Sounds like your talking about collision recovery after a collision has been detected.
There are a number of possible collision recovery strategies:
1. "Bang and turn"
this is one of the most common, is very simple, and sort of works half decent depending on the type of obstacles in the world. the basic idea is you turn the unit left or right, and move for a short distance, then resume normal movement towards your target. this works ok for maneuvering around trees, rocks, people, etc, IE.anything small enough for the unit to move around during the "move for a short distance" part. It doesn't work for big objects. there, the unit collides, turns, moves some, then turns back, collides again, turns again, moves some more, etc. eventually it finds its way around a large object, but with multiple collisions. Banf and turn doesn't work well at all for concave obstacles, such as a room with a door to the south, and your target is north of the room. When deciding hich direction to turn, you usually turn towards the target. Adding a bit of randomness can help here, as turning towards the target doesn't always work - something like turn towards the target 75% of the time and away from the target 25% of the time.

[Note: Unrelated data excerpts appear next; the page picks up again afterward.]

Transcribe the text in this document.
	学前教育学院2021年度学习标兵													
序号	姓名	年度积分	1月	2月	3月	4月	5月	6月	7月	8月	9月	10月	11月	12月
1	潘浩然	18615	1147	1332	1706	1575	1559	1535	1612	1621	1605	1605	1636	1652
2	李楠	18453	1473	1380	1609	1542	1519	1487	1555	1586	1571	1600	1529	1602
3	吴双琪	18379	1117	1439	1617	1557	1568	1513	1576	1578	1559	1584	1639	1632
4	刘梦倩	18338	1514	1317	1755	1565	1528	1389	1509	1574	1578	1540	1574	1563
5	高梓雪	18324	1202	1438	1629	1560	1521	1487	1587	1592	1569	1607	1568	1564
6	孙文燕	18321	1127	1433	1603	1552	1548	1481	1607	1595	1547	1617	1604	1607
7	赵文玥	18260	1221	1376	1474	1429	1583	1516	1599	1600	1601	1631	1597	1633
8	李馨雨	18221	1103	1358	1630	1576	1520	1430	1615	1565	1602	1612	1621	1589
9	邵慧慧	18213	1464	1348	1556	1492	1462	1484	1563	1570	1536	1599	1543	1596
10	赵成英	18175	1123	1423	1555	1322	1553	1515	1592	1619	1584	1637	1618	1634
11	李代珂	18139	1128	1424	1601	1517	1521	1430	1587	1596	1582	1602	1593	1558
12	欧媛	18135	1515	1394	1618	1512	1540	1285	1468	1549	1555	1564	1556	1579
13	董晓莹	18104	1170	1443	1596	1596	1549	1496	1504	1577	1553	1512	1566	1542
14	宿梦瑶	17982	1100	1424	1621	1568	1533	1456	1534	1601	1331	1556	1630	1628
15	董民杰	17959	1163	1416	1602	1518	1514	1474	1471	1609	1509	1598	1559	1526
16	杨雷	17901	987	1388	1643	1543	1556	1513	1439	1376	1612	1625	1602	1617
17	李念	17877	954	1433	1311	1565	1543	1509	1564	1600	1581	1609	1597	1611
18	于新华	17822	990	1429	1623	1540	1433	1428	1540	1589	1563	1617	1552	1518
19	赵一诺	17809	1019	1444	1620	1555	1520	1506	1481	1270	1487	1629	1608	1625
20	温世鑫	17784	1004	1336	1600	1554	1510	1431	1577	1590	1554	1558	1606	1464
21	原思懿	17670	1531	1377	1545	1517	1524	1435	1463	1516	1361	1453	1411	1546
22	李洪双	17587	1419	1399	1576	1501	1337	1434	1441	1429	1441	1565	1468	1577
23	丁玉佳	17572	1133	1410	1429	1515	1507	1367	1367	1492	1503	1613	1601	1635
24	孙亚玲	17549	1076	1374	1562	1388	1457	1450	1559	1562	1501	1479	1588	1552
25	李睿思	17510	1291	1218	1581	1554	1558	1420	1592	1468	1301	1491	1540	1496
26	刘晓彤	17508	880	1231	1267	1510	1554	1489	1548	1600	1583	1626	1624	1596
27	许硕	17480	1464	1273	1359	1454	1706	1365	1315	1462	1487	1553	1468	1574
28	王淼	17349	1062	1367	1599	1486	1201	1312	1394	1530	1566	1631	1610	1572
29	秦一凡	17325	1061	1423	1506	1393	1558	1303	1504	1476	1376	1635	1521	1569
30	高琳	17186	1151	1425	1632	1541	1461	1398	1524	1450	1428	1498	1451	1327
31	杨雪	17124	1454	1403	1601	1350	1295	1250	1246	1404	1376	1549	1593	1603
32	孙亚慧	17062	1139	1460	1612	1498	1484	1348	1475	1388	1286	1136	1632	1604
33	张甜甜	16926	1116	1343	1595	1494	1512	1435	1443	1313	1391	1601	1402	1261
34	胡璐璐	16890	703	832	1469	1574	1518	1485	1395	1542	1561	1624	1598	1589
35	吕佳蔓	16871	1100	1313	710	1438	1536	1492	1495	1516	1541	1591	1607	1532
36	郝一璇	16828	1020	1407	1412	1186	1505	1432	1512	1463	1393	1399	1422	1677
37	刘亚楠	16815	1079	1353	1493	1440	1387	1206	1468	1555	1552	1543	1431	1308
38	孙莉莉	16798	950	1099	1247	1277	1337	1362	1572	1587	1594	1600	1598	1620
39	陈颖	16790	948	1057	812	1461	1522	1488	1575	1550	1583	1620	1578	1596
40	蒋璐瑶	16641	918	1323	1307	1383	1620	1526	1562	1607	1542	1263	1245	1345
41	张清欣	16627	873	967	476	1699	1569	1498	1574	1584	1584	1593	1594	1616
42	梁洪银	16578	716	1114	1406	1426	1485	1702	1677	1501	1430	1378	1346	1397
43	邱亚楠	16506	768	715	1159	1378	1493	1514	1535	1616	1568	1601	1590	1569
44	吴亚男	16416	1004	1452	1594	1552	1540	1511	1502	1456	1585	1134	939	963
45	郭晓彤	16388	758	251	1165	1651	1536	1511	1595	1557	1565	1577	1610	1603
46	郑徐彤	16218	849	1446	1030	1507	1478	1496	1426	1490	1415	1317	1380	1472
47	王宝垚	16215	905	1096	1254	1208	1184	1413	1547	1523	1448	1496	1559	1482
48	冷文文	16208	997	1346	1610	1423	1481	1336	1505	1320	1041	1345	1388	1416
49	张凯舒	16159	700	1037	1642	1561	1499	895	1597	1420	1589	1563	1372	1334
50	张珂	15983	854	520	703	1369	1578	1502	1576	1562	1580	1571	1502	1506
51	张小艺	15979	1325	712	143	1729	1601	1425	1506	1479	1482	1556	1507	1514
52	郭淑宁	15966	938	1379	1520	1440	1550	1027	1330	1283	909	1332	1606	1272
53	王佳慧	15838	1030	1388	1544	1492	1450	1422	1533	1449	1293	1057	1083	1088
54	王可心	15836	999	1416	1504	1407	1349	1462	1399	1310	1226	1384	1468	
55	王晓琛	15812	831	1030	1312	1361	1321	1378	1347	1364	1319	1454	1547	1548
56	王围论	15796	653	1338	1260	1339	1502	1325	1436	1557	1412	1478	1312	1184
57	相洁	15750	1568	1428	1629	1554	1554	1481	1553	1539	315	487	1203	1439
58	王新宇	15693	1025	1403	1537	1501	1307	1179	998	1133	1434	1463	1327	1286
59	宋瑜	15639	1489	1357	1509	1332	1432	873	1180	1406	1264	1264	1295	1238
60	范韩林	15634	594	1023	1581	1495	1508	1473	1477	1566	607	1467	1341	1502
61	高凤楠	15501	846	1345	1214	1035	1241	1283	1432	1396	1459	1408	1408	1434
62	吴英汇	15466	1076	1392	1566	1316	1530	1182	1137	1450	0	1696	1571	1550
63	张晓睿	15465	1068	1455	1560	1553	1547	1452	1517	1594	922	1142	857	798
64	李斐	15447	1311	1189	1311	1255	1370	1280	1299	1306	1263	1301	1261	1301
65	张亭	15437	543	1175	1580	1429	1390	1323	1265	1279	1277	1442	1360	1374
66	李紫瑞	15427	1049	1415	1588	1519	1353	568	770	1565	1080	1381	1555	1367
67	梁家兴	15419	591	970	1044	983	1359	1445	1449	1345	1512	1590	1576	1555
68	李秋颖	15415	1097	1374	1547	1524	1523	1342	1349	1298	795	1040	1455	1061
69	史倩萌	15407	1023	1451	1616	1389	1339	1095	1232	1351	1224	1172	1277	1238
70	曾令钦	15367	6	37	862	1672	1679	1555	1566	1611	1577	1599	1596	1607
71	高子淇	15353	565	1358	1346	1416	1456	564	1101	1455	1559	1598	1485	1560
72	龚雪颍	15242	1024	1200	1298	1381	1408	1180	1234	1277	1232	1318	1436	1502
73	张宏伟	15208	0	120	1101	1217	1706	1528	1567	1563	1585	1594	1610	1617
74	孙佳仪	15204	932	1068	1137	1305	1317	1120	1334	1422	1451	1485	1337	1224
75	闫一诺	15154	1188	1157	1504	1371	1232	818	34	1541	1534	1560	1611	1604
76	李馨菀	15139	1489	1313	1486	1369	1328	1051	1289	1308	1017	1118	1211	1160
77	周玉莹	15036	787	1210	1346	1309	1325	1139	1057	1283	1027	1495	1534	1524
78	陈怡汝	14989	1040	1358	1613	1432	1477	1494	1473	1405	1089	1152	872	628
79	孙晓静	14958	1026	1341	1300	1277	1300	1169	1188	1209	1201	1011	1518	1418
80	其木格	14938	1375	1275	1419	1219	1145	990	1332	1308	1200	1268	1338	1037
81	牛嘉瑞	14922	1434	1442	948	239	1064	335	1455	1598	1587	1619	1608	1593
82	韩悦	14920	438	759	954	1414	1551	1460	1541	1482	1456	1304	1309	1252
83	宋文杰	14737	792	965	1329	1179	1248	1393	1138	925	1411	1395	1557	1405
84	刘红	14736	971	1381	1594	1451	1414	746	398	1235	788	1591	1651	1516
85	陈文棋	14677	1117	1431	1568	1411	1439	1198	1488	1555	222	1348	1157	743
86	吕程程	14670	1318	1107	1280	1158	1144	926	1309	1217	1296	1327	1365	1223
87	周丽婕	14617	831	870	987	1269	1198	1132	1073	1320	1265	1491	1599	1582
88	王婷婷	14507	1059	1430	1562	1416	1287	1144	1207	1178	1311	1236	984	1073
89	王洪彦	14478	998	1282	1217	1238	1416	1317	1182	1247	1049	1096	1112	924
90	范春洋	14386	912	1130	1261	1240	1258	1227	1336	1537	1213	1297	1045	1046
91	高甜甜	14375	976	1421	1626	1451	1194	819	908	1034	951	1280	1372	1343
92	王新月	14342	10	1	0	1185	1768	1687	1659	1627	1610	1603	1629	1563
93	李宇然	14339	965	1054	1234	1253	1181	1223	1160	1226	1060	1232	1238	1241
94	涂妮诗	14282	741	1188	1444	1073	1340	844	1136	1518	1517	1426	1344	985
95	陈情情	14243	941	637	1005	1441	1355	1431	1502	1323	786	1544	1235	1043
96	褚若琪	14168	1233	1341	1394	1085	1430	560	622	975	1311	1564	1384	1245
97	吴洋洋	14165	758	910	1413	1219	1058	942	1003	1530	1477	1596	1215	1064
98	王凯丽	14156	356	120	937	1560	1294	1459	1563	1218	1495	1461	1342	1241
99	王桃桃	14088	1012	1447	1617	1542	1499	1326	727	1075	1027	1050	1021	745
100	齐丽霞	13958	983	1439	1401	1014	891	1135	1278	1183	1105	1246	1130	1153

A* will find a path from the unit to the target - guaranteed. but it may be slow. Tricks here include things like only doing A* out to a range of 10 squares around the unit, instead of the whole map, or spreading the calculations out over multiple frames.
3. Navigation meshes.
Although i don't have much experience with these, i suspect its possible to use a nav mesh where nodes blocked by obstacles are marked and not used in the path calculation.
by using collision type checks during the collision recovery movement phase, you can check for things like obstacle_to_the_left(), obstacle_to_the_right(), etc. Using this, you can have the unit continue collision recovery movement until is has a clear line-of-sight to the target. units can be programmed to detect a wall ahead, to turn before they hit it, to run along the wall until they reach the end and can resume normal movement, etc.
5. other methods i cant think of right now (anyone else out there have any more recovery algos?)
A* is the guaranteed solution if you have the processing power.
Sometimes its necessary to modify the game design a bit, make the map smaller or split it up into multiple smaller maps for A*, not allow concave obstacles, etc.